China's sprint to flex its technological chops with the world’s largest radio telescope also highlights the Chinese government's propensity to ignore the rights of thousands of people who once lived where FAST now sits, Asia Times reports. Han Jingfu, an octogenarian, took his own life by drinking pesticide days after he was compelled to sign a relocation contract, friends and relatives said.
Meng Xiujun, a lawyer in Guangzhou whose Elites Law Firm is taking many of the residents' cases, said that government officials have tried to intimidate him by saying that FAST is part of a key national project. But for Meng Xiujun, "this isn't just a matter of economic interests—once you start asking average citizens to kneel down or beat them, it becomes about human rights and problems with China's rule of law," he told Asia Times.
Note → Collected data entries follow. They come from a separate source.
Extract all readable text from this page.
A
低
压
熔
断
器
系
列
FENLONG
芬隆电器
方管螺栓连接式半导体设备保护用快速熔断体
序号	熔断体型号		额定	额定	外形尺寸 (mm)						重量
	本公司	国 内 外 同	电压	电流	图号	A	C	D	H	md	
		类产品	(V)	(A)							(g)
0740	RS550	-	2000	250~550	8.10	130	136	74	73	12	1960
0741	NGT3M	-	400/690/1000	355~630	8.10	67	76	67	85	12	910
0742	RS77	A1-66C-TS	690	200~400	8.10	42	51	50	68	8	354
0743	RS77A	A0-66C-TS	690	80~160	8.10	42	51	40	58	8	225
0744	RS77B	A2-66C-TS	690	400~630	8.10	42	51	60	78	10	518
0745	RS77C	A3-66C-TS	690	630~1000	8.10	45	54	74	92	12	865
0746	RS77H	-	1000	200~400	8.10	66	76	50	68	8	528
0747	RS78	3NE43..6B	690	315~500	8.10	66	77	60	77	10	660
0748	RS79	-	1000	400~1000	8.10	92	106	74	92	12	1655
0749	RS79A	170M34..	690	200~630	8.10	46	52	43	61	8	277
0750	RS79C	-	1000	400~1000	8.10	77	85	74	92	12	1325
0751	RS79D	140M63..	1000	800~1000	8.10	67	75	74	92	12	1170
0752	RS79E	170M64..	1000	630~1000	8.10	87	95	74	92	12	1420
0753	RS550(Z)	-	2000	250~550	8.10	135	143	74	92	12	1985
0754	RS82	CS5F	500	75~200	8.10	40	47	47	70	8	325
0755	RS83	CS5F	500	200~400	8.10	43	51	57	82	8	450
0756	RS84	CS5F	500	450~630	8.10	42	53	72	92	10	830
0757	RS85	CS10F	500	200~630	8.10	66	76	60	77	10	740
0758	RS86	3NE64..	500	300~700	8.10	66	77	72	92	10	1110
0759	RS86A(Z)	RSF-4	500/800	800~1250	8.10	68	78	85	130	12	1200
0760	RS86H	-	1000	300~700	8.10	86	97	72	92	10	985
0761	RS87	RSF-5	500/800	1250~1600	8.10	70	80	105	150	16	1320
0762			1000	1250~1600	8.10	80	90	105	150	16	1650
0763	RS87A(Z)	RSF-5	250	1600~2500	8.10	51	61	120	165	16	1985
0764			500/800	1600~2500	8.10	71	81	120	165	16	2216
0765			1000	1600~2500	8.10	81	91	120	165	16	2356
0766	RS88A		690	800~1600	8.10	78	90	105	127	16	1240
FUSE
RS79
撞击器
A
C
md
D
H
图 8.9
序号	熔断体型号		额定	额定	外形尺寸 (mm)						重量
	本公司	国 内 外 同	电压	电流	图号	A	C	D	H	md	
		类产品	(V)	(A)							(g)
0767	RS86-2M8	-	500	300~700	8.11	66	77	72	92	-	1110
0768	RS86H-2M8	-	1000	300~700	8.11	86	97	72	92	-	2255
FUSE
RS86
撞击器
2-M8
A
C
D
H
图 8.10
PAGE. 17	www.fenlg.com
The massive silver disc will collect data on distant tiny neutron stars or pulsars thought to be products of supernova explosions, conduct surveys of the Milky Way and other galaxies, and search for signs of alien life, according to AFP. During a trial run, FAST detected electromagnetic waves emitted by a pulsar more than 1,300 light-years away.
"We said we had to be a little more daring, because we had to surpass the US no matter what. I think we can get a few Nobel prizes out of it. We as Chinese people really want to win them," Peng Bo, director at China's National Astronomical Observatories, said.